Page last updated at 00:55 GMT, Saturday, 12 June 2010 01:55 UK

Guide to the Honours

Amy Williams
Amy Williams was among the recipients on the 2010 Birthday list

British honours are awarded on merit, for exceptional achievement or service.

Anybody can recommend a British national for an honour, which consist of life peerages, knighthoods, appointments to the Order of the British Empire and gallantry awards to servicemen and women and civilians.

Nominations, submitted either by government departments or by members of the public, are divided into subject areas and assessed by committees comprising independent experts and senior civil servants.

Their assessments are passed to a selection committee that produces the list, independently of government, that is submitted to the Queen through the prime minister.

The Queen informally approves the list and letters are sent to each nominee. Once a nominee accepts the proposed honour, the list is formally approved.

The honours are published in the official Crown newspaper, the London Gazette.

Private nominations, made by individuals or by representatives of organisations to the Cabinet Office, traditionally make up about a quarter of all recommendations.

Honorary awards for foreign nationals are recommended by the Secretary of State for Foreign and Commonwealth Affairs. Orders for chivalry are made after a personal decision by the Queen.

Life Peers

Life peerages are the only form of peerages regularly created by the Sovereign.

A life peer becomes a baron and sits in the House of Lords on conferment of peerage.

These are titles which they hold only during their lifetime and are not passed to their heirs.

Knights Bachelor

The honour of knighthood comes from the days of medieval chivalry, as does the method used to confer the knighthood: the accolade, or the touch of a sword by the Sovereign.

Although Knights Bachelor do not comprise an order of chivalry, knighthood is a dignity which has its origins in Britain in Saxon times. They are styled "Sir" (except for clergymen who do not receive the accolade) and their wives "Lady".

Women receiving the honour are styled "Dame" but do not receive the accolade.

The Order of the Bath

The Order of the Bath is an order of chivalry and was founded in 1725 for service of the highest calibre. The order has a civil and military division and is awarded in the following ranks: Knight Grand Cross (GCB), Knight Commander (KCB) and Companion (CB).

The Order takes its name from the symbolic bathing which in former times was often part of the preparation of a candidate for knighthood.

Order of St Michael and St George

This Order was founded by King George III in 1818 and is awarded to British subjects who have rendered extraordinary and important services abroad or in the Commonwealth. Ranks in the Order are Knight or Dame Grand Cross (GCMG), Knight or Dame Commander (KCMG or DCMG) and Companion (CMG).

Order of the Companions Honour

This is awarded for service of conspicuous national importance and is limited to 65 people.
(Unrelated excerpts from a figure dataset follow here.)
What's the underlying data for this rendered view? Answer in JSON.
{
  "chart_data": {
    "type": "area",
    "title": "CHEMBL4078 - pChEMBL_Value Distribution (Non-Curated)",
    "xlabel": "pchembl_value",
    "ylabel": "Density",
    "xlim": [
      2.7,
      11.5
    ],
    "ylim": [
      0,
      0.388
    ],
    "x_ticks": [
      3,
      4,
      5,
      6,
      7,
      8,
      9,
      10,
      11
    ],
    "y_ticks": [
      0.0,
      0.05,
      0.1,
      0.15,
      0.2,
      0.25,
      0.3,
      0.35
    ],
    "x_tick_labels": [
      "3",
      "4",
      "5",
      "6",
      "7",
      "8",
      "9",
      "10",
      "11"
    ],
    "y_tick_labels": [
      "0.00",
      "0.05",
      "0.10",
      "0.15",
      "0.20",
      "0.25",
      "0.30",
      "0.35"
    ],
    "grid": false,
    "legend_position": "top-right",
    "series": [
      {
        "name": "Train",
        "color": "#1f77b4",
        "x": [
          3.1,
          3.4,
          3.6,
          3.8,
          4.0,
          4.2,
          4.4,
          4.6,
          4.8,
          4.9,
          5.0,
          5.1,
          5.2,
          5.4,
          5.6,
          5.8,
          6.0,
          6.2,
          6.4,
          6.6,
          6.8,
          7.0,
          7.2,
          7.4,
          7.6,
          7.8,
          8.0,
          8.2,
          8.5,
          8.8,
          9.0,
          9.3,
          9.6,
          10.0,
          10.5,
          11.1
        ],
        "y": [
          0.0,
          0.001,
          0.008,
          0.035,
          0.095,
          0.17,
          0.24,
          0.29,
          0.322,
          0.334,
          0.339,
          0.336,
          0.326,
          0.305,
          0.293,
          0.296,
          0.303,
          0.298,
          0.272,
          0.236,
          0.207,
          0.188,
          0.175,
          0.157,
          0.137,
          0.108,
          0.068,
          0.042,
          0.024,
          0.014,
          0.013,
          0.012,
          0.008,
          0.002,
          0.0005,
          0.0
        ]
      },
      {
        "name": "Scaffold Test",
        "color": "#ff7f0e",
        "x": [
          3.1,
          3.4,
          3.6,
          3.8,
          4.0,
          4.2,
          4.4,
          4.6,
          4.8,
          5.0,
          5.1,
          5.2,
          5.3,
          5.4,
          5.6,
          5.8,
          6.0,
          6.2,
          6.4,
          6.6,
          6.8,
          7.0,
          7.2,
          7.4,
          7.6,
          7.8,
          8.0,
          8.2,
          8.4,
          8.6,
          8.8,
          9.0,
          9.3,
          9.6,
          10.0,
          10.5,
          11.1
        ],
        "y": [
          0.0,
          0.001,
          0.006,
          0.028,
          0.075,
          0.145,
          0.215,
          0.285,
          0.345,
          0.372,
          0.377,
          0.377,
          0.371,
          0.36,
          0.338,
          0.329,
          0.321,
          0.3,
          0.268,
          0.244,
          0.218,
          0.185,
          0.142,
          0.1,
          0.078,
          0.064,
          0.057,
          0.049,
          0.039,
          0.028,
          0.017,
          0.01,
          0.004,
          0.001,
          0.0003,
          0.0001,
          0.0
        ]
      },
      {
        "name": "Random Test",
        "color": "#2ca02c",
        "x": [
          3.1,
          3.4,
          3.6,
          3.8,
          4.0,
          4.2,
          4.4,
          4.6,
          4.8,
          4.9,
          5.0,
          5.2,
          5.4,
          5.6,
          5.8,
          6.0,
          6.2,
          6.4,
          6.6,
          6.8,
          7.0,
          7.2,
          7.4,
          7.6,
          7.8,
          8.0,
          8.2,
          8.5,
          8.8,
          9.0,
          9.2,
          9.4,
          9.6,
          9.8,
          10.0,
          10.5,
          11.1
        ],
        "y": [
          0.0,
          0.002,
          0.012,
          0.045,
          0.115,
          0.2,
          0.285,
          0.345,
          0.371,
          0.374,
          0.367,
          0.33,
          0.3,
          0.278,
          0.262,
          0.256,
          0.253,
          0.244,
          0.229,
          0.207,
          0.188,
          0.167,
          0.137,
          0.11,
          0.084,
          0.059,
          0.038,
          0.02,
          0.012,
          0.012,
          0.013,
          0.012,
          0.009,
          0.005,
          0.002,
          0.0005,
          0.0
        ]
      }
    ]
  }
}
Recipients wear the initials CH after their name.

Orders of the British Empire

King George V in 1917 created these honours during World War 1 to reward services to the war effort by civilians at home and servicemen in support positions.

The orders are now awarded mainly to civilians and service personnel for public service or other distinctions and has a military and a civil division. Ranks in the Order are Knight or Dame Grand Cross (GBE), Knight or Dame Commander (KBE or DBE), Commander (CBE), Officer (OBE) and Member (MBE).

Royal Victorian Order

By 1896, prime ministers and governments had increased their influence over the distribution of awards and had gained almost total control of the system. Therefore, Queen Victoria instituted The Royal Victorian Order as a personal award for services performed on her behalf.

Today this honour is still awarded in recognition of services to the royal family. The ranks are Knight or Dame Grand Cross (GCVO), Knight or Dame Commander (KCVO or DCVO), Commander (CVO), Lieutenant (LVO) and Member (MVO).

Royal Victorian Medal

Associated with the Royal Victorian Order is the Royal Victorian Medal which has three grades: gold, silver and bronze. The circular medal is attached to the ribbon of the Order.

More than one grade may be held by the same person and the medal may be worn along with the insignia of the Order itself.

Royal Red Cross

Founded in 1883 by Queen Victoria, The award is confined to the Nursing Services. Those awarded the First Class are designated "Members" (RRC): those awarded the Second Class are designated "Associates" (ARRC).

It is said that the suggestion for the founding of this decoration was made to Queen Victoria by Miss Florence Nightingale.

Queen's Police Medal

This is awarded for distinguished service to the police force.

Queen's Fire Service Medal

This honour is given to firefighters who have displayed conspicuous devotion to duty.